Testing, Audit, and Documentation Requirements

Annual Full-Scale BCP Test

The SFC’s 2024 Licensing Handbook requires that every licensed corporation conduct at least one full-scale BCP test per calendar year. The test must involve all staff, all CBFs, and both the primary and secondary sites. The test results must be documented in a BCP Test Report that includes the following sections: test scenario, staff participation rate (must exceed 95%), system performance metrics, and a list of identified gaps. The report must be signed by the firm’s responsible officer (RO) and submitted to the SFC within 30 days of the test. A failure to submit the report on time is a breach of the Code of Conduct and may result in a licensing condition being imposed.

Independent Audit of BCP Arrangements

For firms managing client assets exceeding HK$1 billion, the SFC requires an independent audit of the BCP arrangements every two years. The audit must be conducted by a certified public accountant (CPA) firm registered with the Hong Kong Institute of Certified Public Accountants (HKICPA). The audit scope must cover the BCP document, the test results, and the remote work infrastructure. The auditor must issue a BCP Audit Opinion, which is filed with the SFC as part of the firm’s annual return under the Securities and Futures (Licensing and Registration) (Information) Rules (Cap. 571S). The HKMA’s SPM module BCP-1 adds that the auditor must specifically verify that the secondary site’s power supply has a backup generator tested within the last six months.

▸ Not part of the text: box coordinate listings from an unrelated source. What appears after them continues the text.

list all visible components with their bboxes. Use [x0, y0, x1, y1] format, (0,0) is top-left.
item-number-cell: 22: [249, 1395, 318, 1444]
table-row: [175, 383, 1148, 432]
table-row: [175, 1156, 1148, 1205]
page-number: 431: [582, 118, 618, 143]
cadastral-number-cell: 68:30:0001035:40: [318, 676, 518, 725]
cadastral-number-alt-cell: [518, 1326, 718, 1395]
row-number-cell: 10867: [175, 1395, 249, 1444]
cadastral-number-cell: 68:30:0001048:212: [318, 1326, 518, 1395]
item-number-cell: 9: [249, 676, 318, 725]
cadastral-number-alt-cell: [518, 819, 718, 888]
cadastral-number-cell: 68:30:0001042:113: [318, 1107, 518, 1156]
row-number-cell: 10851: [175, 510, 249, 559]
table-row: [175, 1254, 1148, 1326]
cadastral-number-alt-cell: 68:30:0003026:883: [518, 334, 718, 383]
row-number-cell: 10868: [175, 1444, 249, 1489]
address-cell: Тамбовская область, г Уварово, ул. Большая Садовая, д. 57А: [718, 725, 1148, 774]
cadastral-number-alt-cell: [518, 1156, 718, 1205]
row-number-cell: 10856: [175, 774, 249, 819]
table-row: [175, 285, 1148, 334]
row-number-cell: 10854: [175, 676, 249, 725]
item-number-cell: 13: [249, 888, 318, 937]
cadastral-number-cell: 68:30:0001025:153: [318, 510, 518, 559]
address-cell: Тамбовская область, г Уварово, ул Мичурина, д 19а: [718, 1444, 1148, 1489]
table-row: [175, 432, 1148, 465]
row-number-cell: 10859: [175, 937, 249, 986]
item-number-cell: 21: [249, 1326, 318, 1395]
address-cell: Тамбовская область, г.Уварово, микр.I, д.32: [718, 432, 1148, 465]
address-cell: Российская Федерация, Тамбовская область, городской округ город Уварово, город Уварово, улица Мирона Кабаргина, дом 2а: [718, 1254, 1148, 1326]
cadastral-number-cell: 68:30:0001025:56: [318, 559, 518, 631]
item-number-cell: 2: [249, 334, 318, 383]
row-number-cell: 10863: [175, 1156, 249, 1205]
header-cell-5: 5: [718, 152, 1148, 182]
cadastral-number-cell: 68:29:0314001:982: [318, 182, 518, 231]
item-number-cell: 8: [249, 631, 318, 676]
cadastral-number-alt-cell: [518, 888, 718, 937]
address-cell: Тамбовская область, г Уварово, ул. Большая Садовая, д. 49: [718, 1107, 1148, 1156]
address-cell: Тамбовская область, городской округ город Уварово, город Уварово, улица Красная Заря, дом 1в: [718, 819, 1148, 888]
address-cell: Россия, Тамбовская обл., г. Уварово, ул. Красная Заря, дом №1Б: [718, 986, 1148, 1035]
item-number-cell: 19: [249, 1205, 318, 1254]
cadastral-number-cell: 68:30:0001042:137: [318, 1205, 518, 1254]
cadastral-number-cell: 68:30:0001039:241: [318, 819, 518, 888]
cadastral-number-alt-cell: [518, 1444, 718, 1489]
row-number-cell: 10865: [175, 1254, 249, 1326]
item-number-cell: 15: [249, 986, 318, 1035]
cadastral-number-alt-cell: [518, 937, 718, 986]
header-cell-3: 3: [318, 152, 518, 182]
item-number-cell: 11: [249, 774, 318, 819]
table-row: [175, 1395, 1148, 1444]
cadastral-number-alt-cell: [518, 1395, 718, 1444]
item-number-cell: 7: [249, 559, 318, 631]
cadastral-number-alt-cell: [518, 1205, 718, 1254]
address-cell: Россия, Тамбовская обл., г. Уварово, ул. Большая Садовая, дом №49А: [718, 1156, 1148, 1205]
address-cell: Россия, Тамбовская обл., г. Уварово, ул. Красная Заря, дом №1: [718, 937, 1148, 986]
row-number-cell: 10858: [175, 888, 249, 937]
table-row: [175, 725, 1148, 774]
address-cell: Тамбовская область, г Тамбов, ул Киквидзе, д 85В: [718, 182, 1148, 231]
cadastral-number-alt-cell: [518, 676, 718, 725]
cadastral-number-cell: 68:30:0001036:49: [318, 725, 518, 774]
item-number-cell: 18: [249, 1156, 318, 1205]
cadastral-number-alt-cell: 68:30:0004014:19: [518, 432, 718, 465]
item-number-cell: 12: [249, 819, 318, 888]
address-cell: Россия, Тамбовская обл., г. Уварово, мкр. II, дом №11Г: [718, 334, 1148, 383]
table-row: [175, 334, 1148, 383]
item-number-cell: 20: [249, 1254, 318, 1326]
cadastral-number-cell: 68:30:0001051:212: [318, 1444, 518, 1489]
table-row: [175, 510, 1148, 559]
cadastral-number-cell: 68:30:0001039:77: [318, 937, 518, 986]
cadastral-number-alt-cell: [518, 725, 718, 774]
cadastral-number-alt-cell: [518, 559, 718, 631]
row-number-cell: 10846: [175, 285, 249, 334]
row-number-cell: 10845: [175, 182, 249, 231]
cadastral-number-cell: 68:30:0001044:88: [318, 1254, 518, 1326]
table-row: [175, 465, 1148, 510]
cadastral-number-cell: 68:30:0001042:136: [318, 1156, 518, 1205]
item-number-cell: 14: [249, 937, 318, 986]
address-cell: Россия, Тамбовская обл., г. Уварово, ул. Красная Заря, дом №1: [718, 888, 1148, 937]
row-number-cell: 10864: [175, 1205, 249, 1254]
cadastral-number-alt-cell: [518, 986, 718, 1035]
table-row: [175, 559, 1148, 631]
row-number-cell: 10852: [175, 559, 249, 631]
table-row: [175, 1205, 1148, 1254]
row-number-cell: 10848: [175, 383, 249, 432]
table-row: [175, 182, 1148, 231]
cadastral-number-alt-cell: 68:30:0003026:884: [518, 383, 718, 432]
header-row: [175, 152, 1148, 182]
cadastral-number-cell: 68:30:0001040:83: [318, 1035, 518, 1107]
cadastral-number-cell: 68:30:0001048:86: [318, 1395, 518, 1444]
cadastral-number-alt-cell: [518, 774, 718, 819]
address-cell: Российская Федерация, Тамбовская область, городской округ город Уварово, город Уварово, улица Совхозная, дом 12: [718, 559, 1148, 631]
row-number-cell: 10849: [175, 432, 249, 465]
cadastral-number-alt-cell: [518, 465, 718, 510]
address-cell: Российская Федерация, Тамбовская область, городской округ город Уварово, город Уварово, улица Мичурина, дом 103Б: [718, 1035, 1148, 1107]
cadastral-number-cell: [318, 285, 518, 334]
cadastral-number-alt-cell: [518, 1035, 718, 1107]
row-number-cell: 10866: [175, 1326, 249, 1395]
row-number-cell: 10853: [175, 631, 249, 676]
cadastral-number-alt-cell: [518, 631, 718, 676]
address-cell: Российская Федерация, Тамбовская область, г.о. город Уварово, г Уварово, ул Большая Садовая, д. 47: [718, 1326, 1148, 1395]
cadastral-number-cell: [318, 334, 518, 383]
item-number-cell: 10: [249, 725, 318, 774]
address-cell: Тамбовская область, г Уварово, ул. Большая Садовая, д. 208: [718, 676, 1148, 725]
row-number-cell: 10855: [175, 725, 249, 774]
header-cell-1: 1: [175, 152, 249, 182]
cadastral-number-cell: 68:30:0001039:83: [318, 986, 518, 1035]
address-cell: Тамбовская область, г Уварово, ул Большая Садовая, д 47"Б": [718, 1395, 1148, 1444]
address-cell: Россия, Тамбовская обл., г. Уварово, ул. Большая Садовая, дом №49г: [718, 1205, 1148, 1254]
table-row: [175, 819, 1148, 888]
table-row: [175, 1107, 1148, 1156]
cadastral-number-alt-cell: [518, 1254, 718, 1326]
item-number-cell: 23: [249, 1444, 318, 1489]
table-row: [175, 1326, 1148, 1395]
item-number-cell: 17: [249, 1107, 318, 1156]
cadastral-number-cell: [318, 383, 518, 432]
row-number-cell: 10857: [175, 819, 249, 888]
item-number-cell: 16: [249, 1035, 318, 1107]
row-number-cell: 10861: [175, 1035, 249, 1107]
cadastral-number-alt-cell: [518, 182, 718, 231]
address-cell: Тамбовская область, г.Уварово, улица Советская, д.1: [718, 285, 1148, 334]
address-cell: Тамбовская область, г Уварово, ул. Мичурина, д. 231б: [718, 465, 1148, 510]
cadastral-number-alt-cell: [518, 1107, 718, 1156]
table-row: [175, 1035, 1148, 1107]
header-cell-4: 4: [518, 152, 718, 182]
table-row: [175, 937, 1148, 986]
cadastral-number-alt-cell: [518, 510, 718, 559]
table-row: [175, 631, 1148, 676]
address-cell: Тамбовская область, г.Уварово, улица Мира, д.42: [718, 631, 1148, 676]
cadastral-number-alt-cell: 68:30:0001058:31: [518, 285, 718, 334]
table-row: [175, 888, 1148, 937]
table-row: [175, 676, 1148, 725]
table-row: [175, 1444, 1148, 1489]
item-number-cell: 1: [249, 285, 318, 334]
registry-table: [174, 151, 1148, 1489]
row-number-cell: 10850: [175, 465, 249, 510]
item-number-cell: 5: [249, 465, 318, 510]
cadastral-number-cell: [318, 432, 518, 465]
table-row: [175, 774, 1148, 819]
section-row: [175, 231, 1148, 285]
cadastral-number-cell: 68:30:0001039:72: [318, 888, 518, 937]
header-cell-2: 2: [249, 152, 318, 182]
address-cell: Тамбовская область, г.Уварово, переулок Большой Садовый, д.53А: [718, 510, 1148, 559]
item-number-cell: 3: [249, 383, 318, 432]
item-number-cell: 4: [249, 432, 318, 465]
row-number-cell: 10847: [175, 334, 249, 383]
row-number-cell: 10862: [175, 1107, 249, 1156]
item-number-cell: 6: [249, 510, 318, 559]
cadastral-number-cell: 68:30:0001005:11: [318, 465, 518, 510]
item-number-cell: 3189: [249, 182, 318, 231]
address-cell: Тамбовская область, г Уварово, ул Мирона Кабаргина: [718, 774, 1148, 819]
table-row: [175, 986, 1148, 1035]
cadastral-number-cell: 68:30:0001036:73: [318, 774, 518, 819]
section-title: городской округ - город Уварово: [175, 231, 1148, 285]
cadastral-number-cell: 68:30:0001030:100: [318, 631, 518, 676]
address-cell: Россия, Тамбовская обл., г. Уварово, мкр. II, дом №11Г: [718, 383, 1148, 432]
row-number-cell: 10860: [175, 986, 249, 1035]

Document Retention and Regulator Access

The SFC’s Code of Conduct, paragraph 15, requires that all BCP-related documents—including test reports, audit opinions, and staff training logs—be retained for at least seven years. The HKMA’s BCP-1 module requires that these documents be accessible to the regulator within 24 hours of a request. During a pandemic, when physical access to the primary office may be restricted, the documents must be stored in a secure cloud repository with multi-factor authentication. The SFC’s 2024 Licensing Handbook specifies that the repository must be hosted on a server that is not co-located with the firm’s primary or secondary site.

Actionable Takeaways

1. Review your current BCP document against the HKMA’s revised BCP-1 module (effective 1 January 2025) and ensure that your RTO for all critical business functions does not exceed four hours.
2. Establish a geographically distinct secondary site in a different district from your primary office, and confirm that at least 30% of your staff can work remotely simultaneously with tested infrastructure.
3. Conduct a full-scale BCP test within the next six months, covering both a physical site denial scenario and a cyber incident scenario, and document all results in the SFC’s prescribed report format.
4. For firms managing over HK$1 billion in client assets, engage a HKICPA-registered CPA firm to perform an independent BCP audit before your next annual return filing deadline.
5. Ensure that all BCP documents, test logs, and audit reports are stored in a secure, regulator-accessible cloud repository with a retention period of at least seven years.

本文不構成法律建議。涉及個人案件請諮詢持牌律師。